A second British man had also shown symptoms of Ebola, an official who spoke on condition of anonymity told Reuters. The United Kingdom and the U.S. are rolling out "enhanced screening" at major airports to ward off potential Ebola threats involving passengers from affected countries, according to BBC News. Liberia, Sierra Leone and Guinea have so far been the epicenter of the outbreak that began in March.

Earlier this week a Spanish nurse became the first person to contract the deadly virus outside West Africa. A Liberian man who traveled to the U.S. died Wednesday in Texas from Ebola. The outbreak has already killed more than 3,000 people and infected more than 7,200.

Macedonia began distributing pamphlets with Ebola facts and safety recommendations at airports in August.
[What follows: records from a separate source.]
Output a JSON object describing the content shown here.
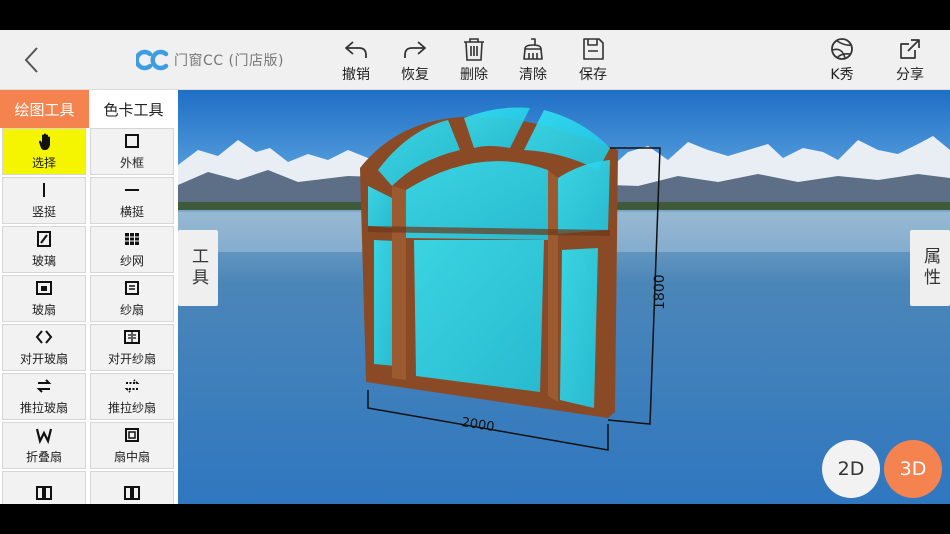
{
  "app": {
    "logo_text": "门窗CC (门店版)",
    "accent_color": "#f4834f",
    "selected_color": "#f6f500"
  },
  "toolbar": {
    "back_icon": "chevron-left-icon",
    "undo_label": "撤销",
    "redo_label": "恢复",
    "delete_label": "删除",
    "clear_label": "清除",
    "save_label": "保存",
    "kshow_label": "K秀",
    "share_label": "分享"
  },
  "panel": {
    "tabs": [
      {
        "label": "绘图工具",
        "active": true
      },
      {
        "label": "色卡工具",
        "active": false
      }
    ],
    "tools": [
      {
        "label": "选择",
        "icon": "hand-icon",
        "selected": true
      },
      {
        "label": "外框",
        "icon": "frame-icon",
        "selected": false
      },
      {
        "label": "竖挺",
        "icon": "vertical-mullion-icon",
        "selected": false
      },
      {
        "label": "横挺",
        "icon": "horizontal-mullion-icon",
        "selected": false
      },
      {
        "label": "玻璃",
        "icon": "glass-icon",
        "selected": false
      },
      {
        "label": "纱网",
        "icon": "screen-mesh-icon",
        "selected": false
      },
      {
        "label": "玻扇",
        "icon": "glass-sash-icon",
        "selected": false
      },
      {
        "label": "纱扇",
        "icon": "screen-sash-icon",
        "selected": false
      },
      {
        "label": "对开玻扇",
        "icon": "double-glass-sash-icon",
        "selected": false
      },
      {
        "label": "对开纱扇",
        "icon": "double-screen-sash-icon",
        "selected": false
      },
      {
        "label": "推拉玻扇",
        "icon": "sliding-glass-sash-icon",
        "selected": false
      },
      {
        "label": "推拉纱扇",
        "icon": "sliding-screen-sash-icon",
        "selected": false
      },
      {
        "label": "折叠扇",
        "icon": "folding-sash-icon",
        "selected": false
      },
      {
        "label": "扇中扇",
        "icon": "sash-in-sash-icon",
        "selected": false
      },
      {
        "label": "",
        "icon": "split-panel-icon",
        "selected": false
      },
      {
        "label": "",
        "icon": "split-panel-icon",
        "selected": false
      }
    ]
  },
  "canvas": {
    "left_tab_label": "工具",
    "right_tab_label": "属性",
    "width_dimension": "2000",
    "height_dimension": "1800",
    "mode_2d_label": "2D",
    "mode_3d_label": "3D",
    "frame_color": "#8a4a26",
    "glass_color": "#2ad2e8"
  }
}
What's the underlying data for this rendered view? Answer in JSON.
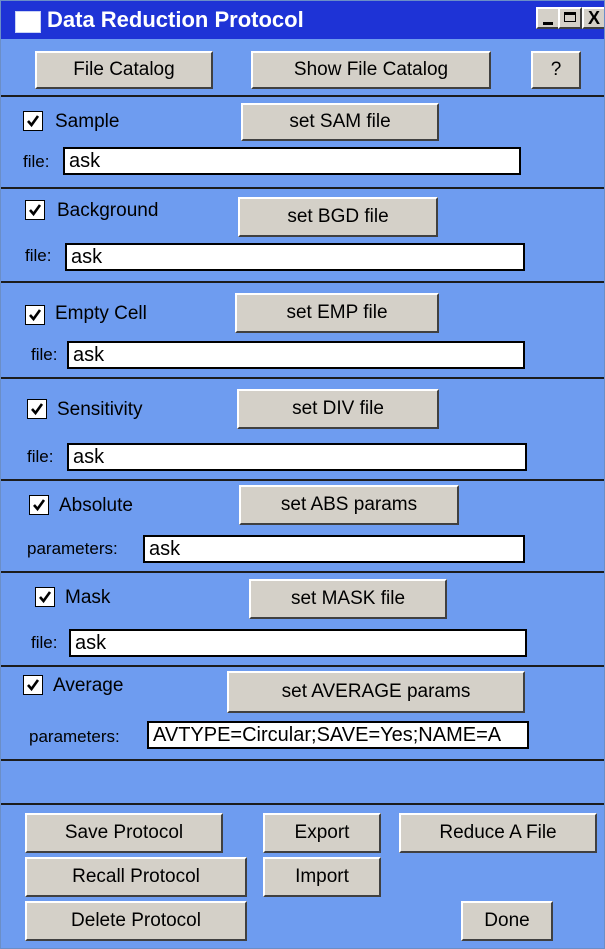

Patients with Ebola may show symptoms such as fever, sore throat and joint pain.

In the U.S., airport screenings will start this weekend at Kennedy International in New York and then at Washington Dulles International in Virginia, O’Hare International in Illinois, Hartsfield-Jackson International in Georgia and Newark Liberty International in New Jersey.

World Bank President Jim Yong Kim said Wednesday the global response to the Ebola crisis has "failed miserably." "We were tested by Ebola and we failed. We failed miserably in our response,” Kim said in an interview with the Guardian. "We should have done so many things. Healthcare systems should have been built. There should have been monitoring when the first cases were reported. There should have been an organized response.”